Big VC Turning Down Public Funds To Keep Records Private
from the here-comes-the-fallout dept
And so it begins. There had been some debate over whether or not something like this would happen. While the general consensus among the VC community seemed to be that forcing the public disclosure of VC fund performance via any organization investing publicly controlled money was a bad thing, not everyone was sure if VCs would turn away such money. Now they have. Sequoia – one of the best known top tier firms has told the University of California that they won’t take their money because they want to avoid having their returns made public. This isn’t for pennies either.
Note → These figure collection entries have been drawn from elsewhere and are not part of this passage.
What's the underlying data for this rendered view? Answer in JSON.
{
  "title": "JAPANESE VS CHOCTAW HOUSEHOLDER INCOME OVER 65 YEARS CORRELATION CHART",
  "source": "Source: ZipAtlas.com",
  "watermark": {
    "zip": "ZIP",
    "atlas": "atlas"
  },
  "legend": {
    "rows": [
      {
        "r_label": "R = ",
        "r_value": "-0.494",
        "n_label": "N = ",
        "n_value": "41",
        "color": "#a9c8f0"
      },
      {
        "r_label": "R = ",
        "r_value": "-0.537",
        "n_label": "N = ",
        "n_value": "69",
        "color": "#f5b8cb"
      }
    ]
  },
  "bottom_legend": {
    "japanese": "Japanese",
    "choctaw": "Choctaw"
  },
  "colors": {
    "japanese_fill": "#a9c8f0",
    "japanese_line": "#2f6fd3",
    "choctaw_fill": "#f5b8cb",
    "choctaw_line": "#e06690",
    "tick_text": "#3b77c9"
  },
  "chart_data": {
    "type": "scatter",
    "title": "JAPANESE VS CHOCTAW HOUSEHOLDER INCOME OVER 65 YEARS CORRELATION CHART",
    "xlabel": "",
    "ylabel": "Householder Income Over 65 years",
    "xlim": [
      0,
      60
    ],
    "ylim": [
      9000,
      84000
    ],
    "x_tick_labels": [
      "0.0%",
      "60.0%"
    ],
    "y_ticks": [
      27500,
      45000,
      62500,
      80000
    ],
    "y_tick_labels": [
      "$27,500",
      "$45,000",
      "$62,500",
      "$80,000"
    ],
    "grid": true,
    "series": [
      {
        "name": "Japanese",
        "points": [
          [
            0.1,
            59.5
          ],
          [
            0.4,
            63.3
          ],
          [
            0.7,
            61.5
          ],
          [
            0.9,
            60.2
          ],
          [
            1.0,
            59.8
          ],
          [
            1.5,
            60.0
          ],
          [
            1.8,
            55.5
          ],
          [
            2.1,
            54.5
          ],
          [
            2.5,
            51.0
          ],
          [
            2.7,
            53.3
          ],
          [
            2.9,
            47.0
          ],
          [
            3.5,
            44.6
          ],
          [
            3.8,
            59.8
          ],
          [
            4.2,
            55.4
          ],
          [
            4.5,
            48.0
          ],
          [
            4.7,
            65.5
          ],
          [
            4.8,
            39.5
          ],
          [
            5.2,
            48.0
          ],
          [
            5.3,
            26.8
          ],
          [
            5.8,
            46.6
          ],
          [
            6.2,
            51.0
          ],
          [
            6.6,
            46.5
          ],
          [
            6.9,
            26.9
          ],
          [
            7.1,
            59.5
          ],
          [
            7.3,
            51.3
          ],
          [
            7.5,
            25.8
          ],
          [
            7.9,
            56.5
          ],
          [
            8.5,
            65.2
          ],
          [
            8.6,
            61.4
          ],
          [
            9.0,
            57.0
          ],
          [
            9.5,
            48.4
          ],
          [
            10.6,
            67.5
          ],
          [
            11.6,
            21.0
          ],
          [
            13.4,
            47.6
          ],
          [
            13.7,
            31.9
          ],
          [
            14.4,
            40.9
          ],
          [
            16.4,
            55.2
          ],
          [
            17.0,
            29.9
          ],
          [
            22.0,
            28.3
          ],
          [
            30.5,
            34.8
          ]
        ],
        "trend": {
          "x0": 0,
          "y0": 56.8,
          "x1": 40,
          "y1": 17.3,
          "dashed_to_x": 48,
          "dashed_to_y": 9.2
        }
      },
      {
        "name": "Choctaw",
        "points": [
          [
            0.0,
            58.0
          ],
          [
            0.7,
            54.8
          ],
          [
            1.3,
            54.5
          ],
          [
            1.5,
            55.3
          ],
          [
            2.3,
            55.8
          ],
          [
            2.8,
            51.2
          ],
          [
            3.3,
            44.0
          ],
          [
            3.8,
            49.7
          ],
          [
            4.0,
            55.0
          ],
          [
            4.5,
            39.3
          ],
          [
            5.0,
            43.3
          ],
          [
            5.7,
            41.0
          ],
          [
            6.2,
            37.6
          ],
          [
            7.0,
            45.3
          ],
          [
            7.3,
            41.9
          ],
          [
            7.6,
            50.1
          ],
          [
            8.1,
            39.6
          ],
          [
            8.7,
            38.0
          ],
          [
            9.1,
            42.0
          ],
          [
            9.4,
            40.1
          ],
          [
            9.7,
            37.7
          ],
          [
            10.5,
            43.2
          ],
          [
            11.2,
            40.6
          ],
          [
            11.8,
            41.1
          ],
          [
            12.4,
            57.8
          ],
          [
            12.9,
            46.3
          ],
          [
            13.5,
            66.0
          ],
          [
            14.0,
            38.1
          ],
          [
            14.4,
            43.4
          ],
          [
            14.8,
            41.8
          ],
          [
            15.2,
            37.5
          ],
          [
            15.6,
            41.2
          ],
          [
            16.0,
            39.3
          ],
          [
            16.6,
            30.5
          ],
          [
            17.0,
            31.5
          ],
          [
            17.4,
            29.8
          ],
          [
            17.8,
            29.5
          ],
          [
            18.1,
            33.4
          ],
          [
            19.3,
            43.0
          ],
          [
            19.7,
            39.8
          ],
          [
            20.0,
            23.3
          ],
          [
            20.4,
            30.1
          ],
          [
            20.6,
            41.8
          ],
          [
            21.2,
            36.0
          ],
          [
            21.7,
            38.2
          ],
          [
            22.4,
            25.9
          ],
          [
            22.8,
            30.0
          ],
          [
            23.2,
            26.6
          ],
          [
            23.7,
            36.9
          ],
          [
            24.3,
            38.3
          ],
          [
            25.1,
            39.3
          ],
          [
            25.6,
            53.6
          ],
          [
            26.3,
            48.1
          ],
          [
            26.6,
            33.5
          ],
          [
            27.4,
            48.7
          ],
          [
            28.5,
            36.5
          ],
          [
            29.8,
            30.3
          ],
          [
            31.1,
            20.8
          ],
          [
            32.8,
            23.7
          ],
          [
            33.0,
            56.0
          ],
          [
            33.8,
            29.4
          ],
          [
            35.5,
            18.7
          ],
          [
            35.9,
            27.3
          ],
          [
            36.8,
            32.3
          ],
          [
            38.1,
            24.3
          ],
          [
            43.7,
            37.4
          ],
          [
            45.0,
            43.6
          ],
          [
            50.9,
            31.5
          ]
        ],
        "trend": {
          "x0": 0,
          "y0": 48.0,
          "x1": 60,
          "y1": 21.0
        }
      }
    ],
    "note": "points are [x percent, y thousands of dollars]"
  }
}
Sequoia has had a 22-year relationship with UC, investing over $100 million. which has been tremendously profitable for both sides. I can certainly see where they’re coming from. The simple fact is that by revealing portfolio returns, the VC funds are going to be forced to be judged on the wrong criteria – such as quarterly returns, which make no sense in the VC world. Furthermore, since most of the numbers (especially in the early years) are based on markets that are not liquid, the numbers are basically guesses at current value – but have no actual meaning. If everyone who saw those numbers had a deep understanding of how venture capital worked, it wouldn’t be such a big deal. Unfortunately, most people don’t, and the likelihood of these numbers being misinterpreted in a way that makes it more difficult for a VC to do his or her (ok, mostly his) job, makes working with any public institution too much of a hassle. This is bad news for just about everyone involved – especially those who have their pension money invested in a public institution.